Hasty Briefsbeta

Pretraining a LLM with less than $50 budget which outperforms Google BERT

9 days ago
  • #Spiking Neural Networks
  • #LLM
  • #Liquid Time Constants
  • Harish SG, a security researcher, built an LLM named Arthemis with a budget under $50 using a single A100-40GB GPU from Google Colab.
  • Arthemis LLM incorporates Spiking Neural Networks (SNNs) and Liquid Time Constant Neural Networks (LTCs) to enhance efficiency and performance.
  • SNNs mimic biological neural communication with event-driven processing and temporal dynamics, while LTCs adapt time constants dynamically for varied processing speeds.
  • The Arthemis model modifies the LLaMA architecture by replacing standard attention with SpikingAttention and feed-forward networks with LTCFeedForward.

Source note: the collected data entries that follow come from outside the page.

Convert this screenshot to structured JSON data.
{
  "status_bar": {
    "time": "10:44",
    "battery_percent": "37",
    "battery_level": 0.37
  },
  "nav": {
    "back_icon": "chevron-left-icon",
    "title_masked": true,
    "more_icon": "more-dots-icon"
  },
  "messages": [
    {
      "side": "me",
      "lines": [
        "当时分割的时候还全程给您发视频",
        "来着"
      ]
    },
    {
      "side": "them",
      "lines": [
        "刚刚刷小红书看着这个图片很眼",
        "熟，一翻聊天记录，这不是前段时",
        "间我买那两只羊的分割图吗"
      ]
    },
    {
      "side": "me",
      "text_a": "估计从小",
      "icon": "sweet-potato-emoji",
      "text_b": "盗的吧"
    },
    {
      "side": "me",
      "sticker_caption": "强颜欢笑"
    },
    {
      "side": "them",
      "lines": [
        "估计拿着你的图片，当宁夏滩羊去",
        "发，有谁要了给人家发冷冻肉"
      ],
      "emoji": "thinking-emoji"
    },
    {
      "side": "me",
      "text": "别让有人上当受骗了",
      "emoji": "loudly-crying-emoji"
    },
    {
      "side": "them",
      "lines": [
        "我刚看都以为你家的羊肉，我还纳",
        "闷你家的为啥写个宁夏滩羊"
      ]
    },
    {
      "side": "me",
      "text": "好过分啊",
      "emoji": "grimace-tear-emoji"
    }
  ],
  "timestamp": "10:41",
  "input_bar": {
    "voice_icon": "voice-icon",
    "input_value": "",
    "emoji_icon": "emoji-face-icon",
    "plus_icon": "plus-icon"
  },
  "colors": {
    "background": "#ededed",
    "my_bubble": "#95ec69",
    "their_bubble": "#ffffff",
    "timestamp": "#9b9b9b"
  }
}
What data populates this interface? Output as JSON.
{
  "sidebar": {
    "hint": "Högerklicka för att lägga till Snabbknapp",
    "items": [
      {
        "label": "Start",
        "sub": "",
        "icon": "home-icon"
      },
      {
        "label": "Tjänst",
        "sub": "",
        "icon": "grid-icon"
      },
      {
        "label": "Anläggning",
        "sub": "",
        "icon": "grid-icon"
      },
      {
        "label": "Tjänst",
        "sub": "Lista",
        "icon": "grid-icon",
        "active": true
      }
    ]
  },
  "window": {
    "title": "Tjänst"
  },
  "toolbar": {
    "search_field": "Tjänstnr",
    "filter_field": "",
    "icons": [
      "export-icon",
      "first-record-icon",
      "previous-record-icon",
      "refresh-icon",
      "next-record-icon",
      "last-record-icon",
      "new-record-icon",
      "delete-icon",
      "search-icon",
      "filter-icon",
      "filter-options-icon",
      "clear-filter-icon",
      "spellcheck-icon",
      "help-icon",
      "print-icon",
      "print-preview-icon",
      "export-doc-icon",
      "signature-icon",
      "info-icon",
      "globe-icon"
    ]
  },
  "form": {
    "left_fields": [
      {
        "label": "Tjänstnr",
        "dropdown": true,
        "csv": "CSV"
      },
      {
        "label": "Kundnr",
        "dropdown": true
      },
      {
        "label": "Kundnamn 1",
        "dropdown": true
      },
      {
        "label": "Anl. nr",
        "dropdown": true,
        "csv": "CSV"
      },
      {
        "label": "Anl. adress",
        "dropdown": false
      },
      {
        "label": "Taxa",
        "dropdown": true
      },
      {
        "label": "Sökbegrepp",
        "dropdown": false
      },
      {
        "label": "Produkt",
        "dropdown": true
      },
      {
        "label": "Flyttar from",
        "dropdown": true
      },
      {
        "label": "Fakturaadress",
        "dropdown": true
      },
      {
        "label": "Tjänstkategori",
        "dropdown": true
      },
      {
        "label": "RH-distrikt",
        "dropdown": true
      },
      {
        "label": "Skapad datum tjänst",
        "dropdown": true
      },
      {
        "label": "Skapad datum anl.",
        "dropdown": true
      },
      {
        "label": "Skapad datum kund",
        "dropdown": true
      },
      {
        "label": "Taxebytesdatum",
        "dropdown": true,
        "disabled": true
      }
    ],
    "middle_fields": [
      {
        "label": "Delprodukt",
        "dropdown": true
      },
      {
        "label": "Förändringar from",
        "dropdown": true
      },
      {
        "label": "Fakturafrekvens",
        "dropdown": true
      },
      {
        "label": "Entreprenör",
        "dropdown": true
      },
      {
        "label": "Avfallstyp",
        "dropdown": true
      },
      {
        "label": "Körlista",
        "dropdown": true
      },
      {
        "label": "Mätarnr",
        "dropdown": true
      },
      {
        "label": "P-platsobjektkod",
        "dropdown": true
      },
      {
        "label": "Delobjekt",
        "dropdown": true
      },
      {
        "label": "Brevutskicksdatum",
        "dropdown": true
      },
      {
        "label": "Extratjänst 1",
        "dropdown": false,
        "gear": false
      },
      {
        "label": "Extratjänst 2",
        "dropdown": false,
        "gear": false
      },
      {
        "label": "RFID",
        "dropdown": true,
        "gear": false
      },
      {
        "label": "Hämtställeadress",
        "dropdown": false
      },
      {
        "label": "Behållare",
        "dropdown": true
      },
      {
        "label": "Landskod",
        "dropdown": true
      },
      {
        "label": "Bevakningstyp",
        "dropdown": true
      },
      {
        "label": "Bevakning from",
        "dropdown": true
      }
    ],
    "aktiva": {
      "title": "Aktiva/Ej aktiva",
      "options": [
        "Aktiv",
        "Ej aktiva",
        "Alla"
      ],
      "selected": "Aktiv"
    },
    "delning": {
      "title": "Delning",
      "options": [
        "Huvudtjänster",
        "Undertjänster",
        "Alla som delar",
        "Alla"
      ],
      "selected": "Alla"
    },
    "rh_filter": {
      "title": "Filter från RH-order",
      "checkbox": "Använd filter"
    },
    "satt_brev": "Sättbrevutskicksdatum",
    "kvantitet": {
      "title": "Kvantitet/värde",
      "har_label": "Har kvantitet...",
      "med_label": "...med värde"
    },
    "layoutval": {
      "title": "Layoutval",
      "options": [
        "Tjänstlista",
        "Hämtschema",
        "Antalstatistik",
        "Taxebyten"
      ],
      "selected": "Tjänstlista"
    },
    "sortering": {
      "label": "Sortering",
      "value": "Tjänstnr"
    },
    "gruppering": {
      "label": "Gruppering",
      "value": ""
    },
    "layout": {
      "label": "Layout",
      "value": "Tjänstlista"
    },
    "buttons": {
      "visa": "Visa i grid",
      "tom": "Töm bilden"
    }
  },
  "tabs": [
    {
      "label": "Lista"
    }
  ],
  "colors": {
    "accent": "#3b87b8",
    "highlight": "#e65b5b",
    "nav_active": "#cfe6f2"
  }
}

  • Pretraining used 100M tokens from the vesteinn/babylm dataset, achieving coherent sentence generation despite the limited dataset size.
  • Post-training, the model was fine-tuned on the Alpaca dataset to create an instruct model, though some responses were inaccurate due to limited training data.
  • Evaluation showed Arthemis LM outperformed Google BERT in tasks like Hella Swag and Arc-e, despite being trained on significantly fewer tokens and resources.
  • An embedding model was also developed, performing on par with Jina-embeddings-v2-base in the MTEB leaderboard across various tasks.
  • The project demonstrates the potential of bio-inspired neural networks to create efficient LLMs with limited resources, though not suitable for production use.